A partire dalla legge di riforma del diritto di famiglia, si sono susseguiti una serie di interventi, a tutela delle donne vittime di violenza, che hanno contribuito a una stratificazione normativa, con la conseguenza che oggi la regolazione in materia è disorganicamente «dispersa nelle varie norme che riguardano il tema».
Il testo che le raccoglierà – ha precisato Roccella – sarà «compilativo, quindi non comporterà innovazioni di tipo legislativo», cioè modifiche nel contenuto delle norme.
Vi saranno incluse non solo le disposizioni che strettamente attengono alla violenza, ma anche quelle che «riguardano per esempio l’empowerment delle donne, quelle che riguardano il lavoro, quelle che riguardano tutti i fronti su cui in qualche modo la violenza contro le donne si esprime».
Il testo unico dovrà essere redatto secondo una serie di criteri indicati dalla legge (n. 400/1998): la puntuale individuazione delle norme vigenti; la ricognizione di quelle abrogate, anche implicitamente; il coordinamento delle disposizioni esistenti, in modo da garantirne la coerenza logica e sistematica ecc.. Le norme che prevedono reati, come pure quelle contenute in altri testi unici, non saranno spostate dalla loro sede attuale.
La ministra ha, infine, annunciato che l’iniziativa «si concluderà in una giornata significativa, l’8 marzo».
La violenza di genere e la cultura
Un testo ricognitivo può giovare in termini di chiarezza del quadro regolatorio. Ma si può davvero dire che esso potrà determinare un «cambiamento culturale», come ha affermato Roccella?
Se ne può dubitare. Un’iniziativa di mera raccolta delle norme vigenti in tema di violenza sulle donne non può di certo supplire, ad esempio, alla mancanza in via continuativa di campagne di sensibilizzazione, di programmi educativi o di altre iniziative in grado di formare le coscienze e di consentire a tutti di acquisire un’effettiva consapevolezza circa la cultura del rispetto.
Ad esempio, si è arenato il progetto “Educare alle relazioni”, presentato un anno fa dal ministro dell’Istruzione, Giuseppe Valditara, e finanziato con 15 milioni di euro, che avrebbe dovuto articolarsi in gruppi di discussione tra studenti e professori per 30 ore complessive extracurricolari, al fine di educare alla parità di genere, prevenire comportamenti violenti e diffondere la conoscenza del Codice penale.
Né il testo unico potrà compensare la mancanza di preparazione che talora si riscontra nel personale preposto a ricevere le denunce delle donne, con la conseguente incapacità di attuare le azioni necessarie per metterle in sicurezza.

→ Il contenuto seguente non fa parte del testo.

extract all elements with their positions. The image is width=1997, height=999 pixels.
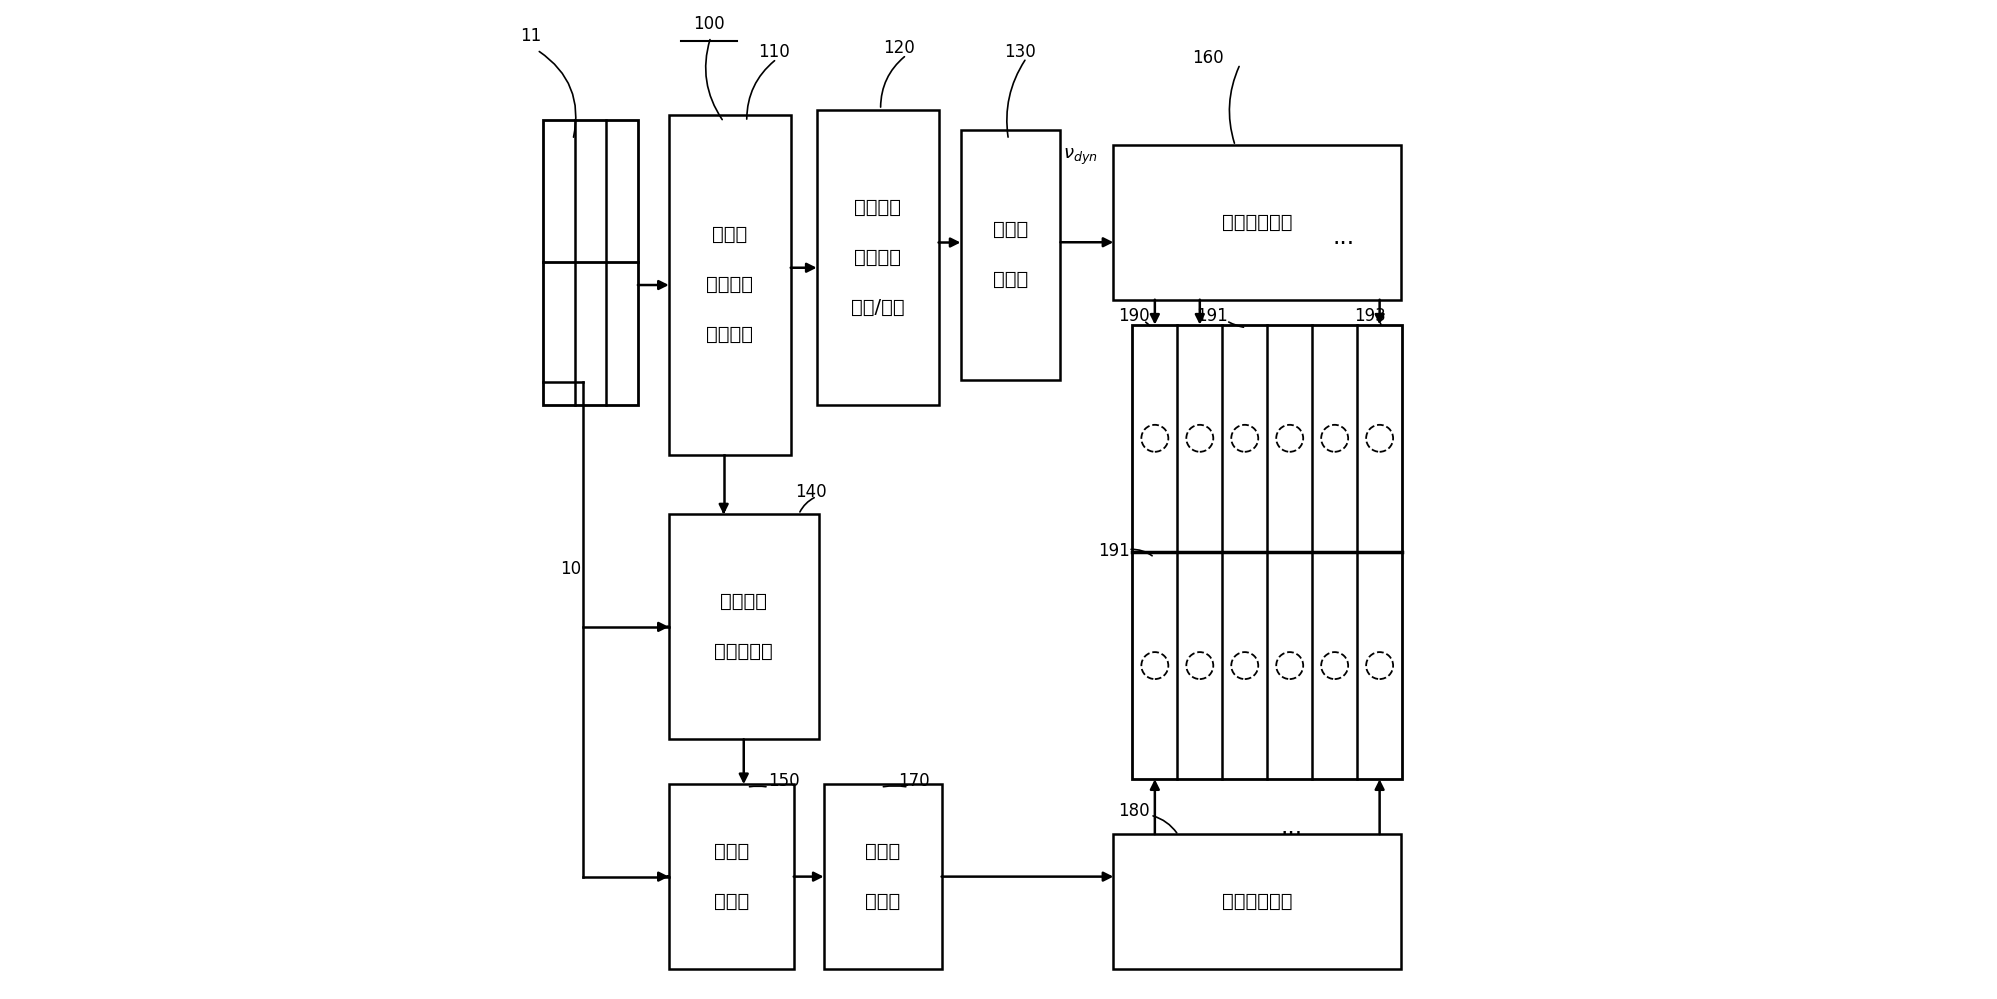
Text: 160: 160 (1192, 49, 1224, 67)
Text: 变化值决: 变化值决 (707, 275, 753, 295)
FancyBboxPatch shape (961, 130, 1060, 380)
Text: 面板驱动电路: 面板驱动电路 (1222, 892, 1292, 911)
Text: 170: 170 (899, 772, 929, 790)
Text: 191: 191 (1196, 307, 1228, 325)
Text: 11: 11 (521, 27, 541, 45)
FancyBboxPatch shape (1114, 834, 1402, 969)
Text: 定装置: 定装置 (713, 225, 747, 245)
Text: 区块明暗: 区块明暗 (707, 325, 753, 345)
Text: 背光扩散的: 背光扩散的 (715, 642, 773, 661)
FancyBboxPatch shape (669, 115, 791, 455)
Text: 120: 120 (883, 39, 915, 57)
Text: 影像补: 影像补 (713, 892, 749, 911)
Text: $\nu_{dyn}$: $\nu_{dyn}$ (1062, 147, 1098, 167)
Text: 130: 130 (1004, 43, 1036, 61)
Text: 191: 191 (1098, 542, 1130, 560)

A fronte di tutto questo, come può Roccella enfatizzare l’idoneità di un testo unico ricognitivo a cambiare la cultura, e magari ad attenuare le criticità a causa delle quali tante, troppe donne subiscono violenza o addirittura vengono uccise?
E, se davvero la ministra crede che questo testo abbia un’importanza essenziale, perché l’ha tenuto nel cassetto dal 31 luglio scorso, data in cui è stato approvato dalla commissione parlamentare, e l’ha riesumato solo quattro mesi dopo, mostrando così di considerare la giornata contro la violenza sulle donne solo come una cornice scenografica entro cui collocarne l’annuncio?